Culture as a Tool for Hiring

Culture is an underused recruiting and interviewing resource, but it can be one of the most effective ways to identify people who will excel on the team that is already in place.    

Recruiting

The definitions leaders carve out to describe their culture should be used in recruiting tools and job postings. Doing so helps provide transparency about what the company is looking for in candidates. For instance, Vialto partner Ian Cluroe suggests emphasizing some of the qualitative things a candidate should possess:

“In addition to looking for X years of experience, say that you’re looking for someone who’s innovative, entrepreneurial, or customer-centric—whatever characteristics reflect your culture.”

Here are some more examples of behaviors to spell out in recruiting materials:

  • If collaboration is paramount in an organization, stress that quality in postings so people who work best on their own understand that’s not the cultural norm for this job.

  • A company that wants personally accountable, independent thinkers should make that clear. That way, people who work best in a highly structured environment and prefer lots of direction will know to look elsewhere.

In essence, in addition to the basic qualifications, a job description should paint a picture of the person who would fit into the company’s culture.

This kind of clarity helps job seekers understand whether they would fit in or not. When it’s obvious that expectations aren’t shared, it saves everyone involved valuable time.

Interviewing

Once candidates are selected, management should strategically use company culture to help guide the interview process. That involves coming up with questions that will shed light on applicants’ perception of specific behaviors—questions that reveal what makes them tick.

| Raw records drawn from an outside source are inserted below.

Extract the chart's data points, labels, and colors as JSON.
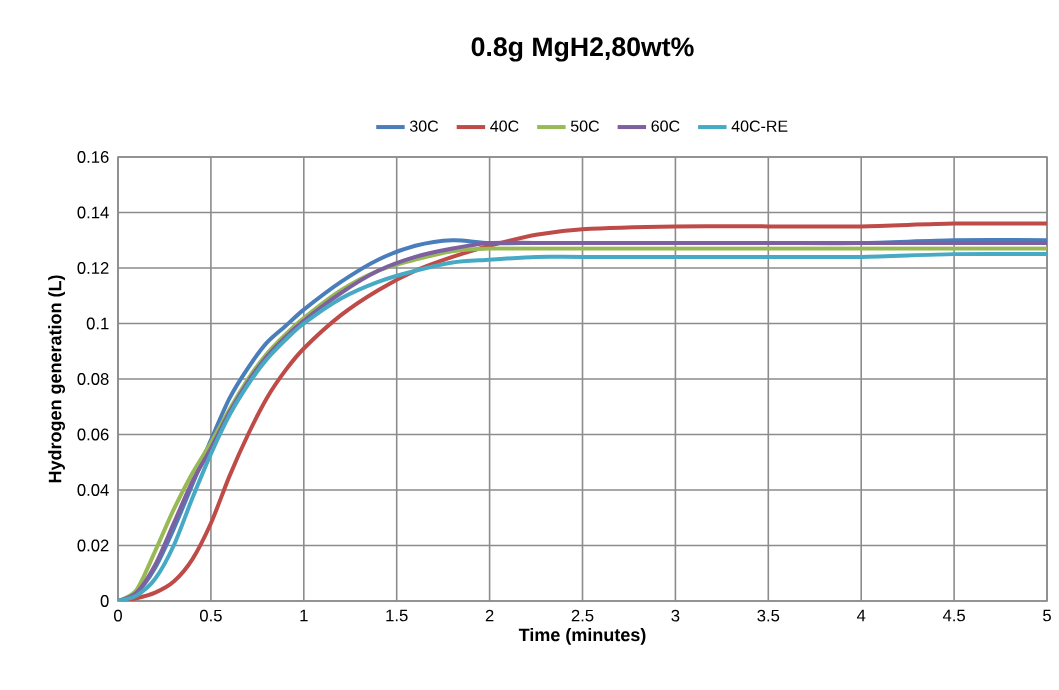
{
  "chart_data": {
    "type": "line",
    "title": "0.8g MgH2,80wt%",
    "xlabel": "Time (minutes)",
    "ylabel": "Hydrogen generation (L)",
    "x": [
      0,
      0.1,
      0.2,
      0.3,
      0.4,
      0.5,
      0.6,
      0.7,
      0.8,
      0.9,
      1.0,
      1.2,
      1.4,
      1.6,
      1.8,
      2.0,
      2.25,
      2.5,
      3,
      3.5,
      4,
      4.5,
      5
    ],
    "series": [
      {
        "name": "30C",
        "color": "#4a7ebb",
        "values": [
          0,
          0.003,
          0.012,
          0.026,
          0.042,
          0.058,
          0.073,
          0.084,
          0.093,
          0.099,
          0.105,
          0.115,
          0.123,
          0.128,
          0.13,
          0.129,
          0.129,
          0.129,
          0.129,
          0.129,
          0.129,
          0.13,
          0.13
        ]
      },
      {
        "name": "40C",
        "color": "#be4b48",
        "values": [
          0,
          0.001,
          0.003,
          0.007,
          0.015,
          0.028,
          0.045,
          0.06,
          0.073,
          0.083,
          0.091,
          0.103,
          0.112,
          0.119,
          0.124,
          0.128,
          0.132,
          0.134,
          0.135,
          0.135,
          0.135,
          0.136,
          0.136
        ]
      },
      {
        "name": "50C",
        "color": "#98b954",
        "values": [
          0,
          0.004,
          0.018,
          0.033,
          0.046,
          0.057,
          0.069,
          0.08,
          0.089,
          0.096,
          0.102,
          0.112,
          0.119,
          0.123,
          0.126,
          0.127,
          0.127,
          0.127,
          0.127,
          0.127,
          0.127,
          0.127,
          0.127
        ]
      },
      {
        "name": "60C",
        "color": "#7d60a0",
        "values": [
          0,
          0.003,
          0.013,
          0.028,
          0.043,
          0.055,
          0.068,
          0.079,
          0.088,
          0.095,
          0.101,
          0.111,
          0.119,
          0.124,
          0.127,
          0.129,
          0.129,
          0.129,
          0.129,
          0.129,
          0.129,
          0.129,
          0.129
        ]
      },
      {
        "name": "40C-RE",
        "color": "#46aac5",
        "values": [
          0,
          0.002,
          0.008,
          0.02,
          0.037,
          0.053,
          0.067,
          0.078,
          0.087,
          0.094,
          0.1,
          0.109,
          0.115,
          0.119,
          0.122,
          0.123,
          0.124,
          0.124,
          0.124,
          0.124,
          0.124,
          0.125,
          0.125
        ]
      }
    ],
    "xlim": [
      0,
      5
    ],
    "ylim": [
      0,
      0.16
    ],
    "xticks": [
      0,
      0.5,
      1,
      1.5,
      2,
      2.5,
      3,
      3.5,
      4,
      4.5,
      5
    ],
    "yticks": [
      0,
      0.02,
      0.04,
      0.06,
      0.08,
      0.1,
      0.12,
      0.14,
      0.16
    ],
    "grid": true,
    "legend": "top",
    "marker": "none",
    "line_style": "solid"
  }
}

David Friedman points out that it’s more important to discover candidates’ intrinsic behaviors that are part of a person’s nature versus learned behaviors that can be taught.

He recommends developing questions that ask people to tell stories about their work-life, rather than what they “think” about something or hypothetical situations. For example, an interviewer might ask:

“Tell me about a time you delivered amazing service to a customer. What was the situation, and what did you do?”

He goes on to suggest asking open-ended questions rather than ones that solicit yes/no answers. The more the interviewer can get the candidate talking, the more they’ll see how they view the world.

Many companies use profile assessment tools to help identify the best potential hires. These can add data points to an interview, but they can’t read the nuances of a culture fit as well as someone who’s immersed in that culture can.

Clearly defined organizational behaviors help leaders avoid making gut-reaction hiring decisions. And it eliminates multiple interpretations of desirable characteristics if more than one manager is involved in the hiring process.  

If You Build it, They Will Come

The basis for a high performing team is a corporate culture that attracts and sustains exceptional people. Leaders who intentionally build and cultivate a robust culture will draw and retain top talent for their organization. As David Friedman often points out:

“Good cultures happen by chance; world-class cultures happen by design.

To read more insightful advice about improving your culture, the first two chapters of Culture by Design are available for a free download. The book provides an easy-to-follow process to develop and enhance company culture. In the words of Mark Moses, Founding Partner of CEO Coaching International, “If you read just one business book this year, make it this one.”

For those who want to take it a step further, the process outlined in the book is integrated into CultureWise—a complete operating system for culture. CultureWise provides a suite of tools and content to teach and improve the culture within an organization, and it’s available in two versions that will fit practically any size business and budget.

The bottom line is that a vibrant culture will attract and retain a staff that clicks with organizational goals. By building a great culture, leaders create the differentiating factor that will propel their company to the top of their field.